Dans les griffes du cauchemar.
8.0 C’est un film complètement fou, qui navigue entre les rêves les plus baroques et un réel quasi documentaire. La quasi-totalité de l’action se déroule en Haïti, en pleine période de révolution face à la dictature en place, le régime Duvalier, alors constitué de milices privés, rituels vaudous, sacrifices sanguinaires et magie noire.
Un anthropologue américain débarque avec comme ambition de rapporter sur son sol un poison qui permet dis-t-on de ressusciter les morts selon un processus très méthodique de zombification. Une quête d’emblée périlleuse, jonchée par les barbares, la milice des Tontons Macoutes et les cadavres exhumés de leur cercueil. Au-delà du récit barré calqué sur la plume de Wade Denis, biologiste s’étant inspiré de son expérience personnelle (un voyage haïtien) pour étudier, au travers de ces rituels inexpliqués, ces étranges cas de zombies, c’est la déstructuration même du récit qui frappe et donc la mise en scène alerte d’un Craven qui ne lésine sur rien, fustigeant les constructions standards en multipliant à outrance les aléas oniriques et horrifiques.
S’en dégage un film infiniment chargé, torturé, chaotique d’une générosité sans fin, traversé de visions hallucinogènes où les corps sont malmenés entre danses chamaniques et déformations dérangeantes. Corps que l’on enterre vivant ici, têtes que l’on tranche là, visages exorbités, scrotum mutilé, gorge pulvérisée par un serpent, lèvres caressées par un scorpion, visage inerte dévoré par les vers, paupières piétinées par une mygale, tombeaux infinis, montagnes de crânes… Sublime représentation de l’enfer que ce lot considérable de scènes effrayantes.
Rarement vu autant de fulgurances de la sorte dans un film de genre, qui plus est au sein du climat exotique qui l’accompagne. Exit les cartes postales des grandes Antilles, ne reste que l’horreur. Même les instants les plus doux à l’image de cette idyllique baignade dans une crique, renversante de beauté, sont relayés par des ruptures détraquées, ici une baise effrénée aux relents vaudous.

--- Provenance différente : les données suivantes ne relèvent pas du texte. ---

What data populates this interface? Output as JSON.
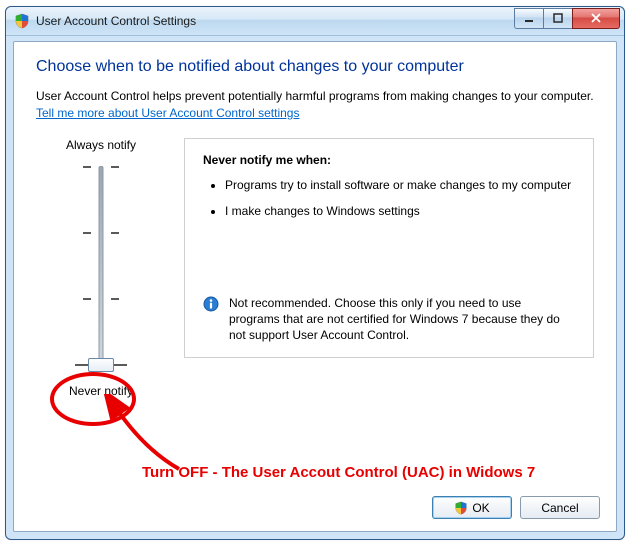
{
  "window": {
    "title": "User Account Control Settings"
  },
  "page": {
    "heading": "Choose when to be notified about changes to your computer",
    "intro": "User Account Control helps prevent potentially harmful programs from making changes to your computer.",
    "link": "Tell me more about User Account Control settings"
  },
  "slider": {
    "top_label": "Always notify",
    "bottom_label": "Never notify",
    "position": 3,
    "levels": 4
  },
  "description": {
    "title": "Never notify me when:",
    "bullets": [
      "Programs try to install software or make changes to my computer",
      "I make changes to Windows settings"
    ],
    "note": "Not recommended. Choose this only if you need to use programs that are not certified for Windows 7 because they do not support User Account Control."
  },
  "buttons": {
    "ok": "OK",
    "cancel": "Cancel"
  },
  "annotation": {
    "text": "Turn OFF - The User Accout Control (UAC) in Widows 7"
  }
}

Niveau effets spéciaux, le film s’en tire avec les honneurs, sans doute car hormis lors de la toute fin et cette combustion un poil trop exploitée, il jongle à merveille avec la brièveté de ce qu’il doit montrer et/ou suggérer. Bref, c’est idéal pour parvenir à préserver la force de ce trip vaudou, voguant entre cauchemar et fantasme.
Je ne suis pas prêt d’oublier la démarche titubante (façon Roy Scheider à la fin de Sorcerer) de Bill Pullman et son visage zombifié. Il est à l’image du reste : Un cauchemar en continu duquel il est impossible de s’extraire. Les rares fois où le personnage parvient à en réchapper, il s’y trouve aussitôt replongé, en une ou deux séquences grand max. Superbe scène de diner avec cette main de cadavre dans la soupe suivie d’une incarnation diabolique de l’hôtesse prise d’un accès de violence spontané.
Craven garde ses précédentes tentatives sous le coude et si le film semble enfin être son récit scientifique réussi, on ne pourra que le rapprocher de Nightmare on Elm street dans sa manière, cette fois exploitée jusqu’à la démesure, de jouer avec l’instabilité et l’insondable que provoque cette immense zone de rêves.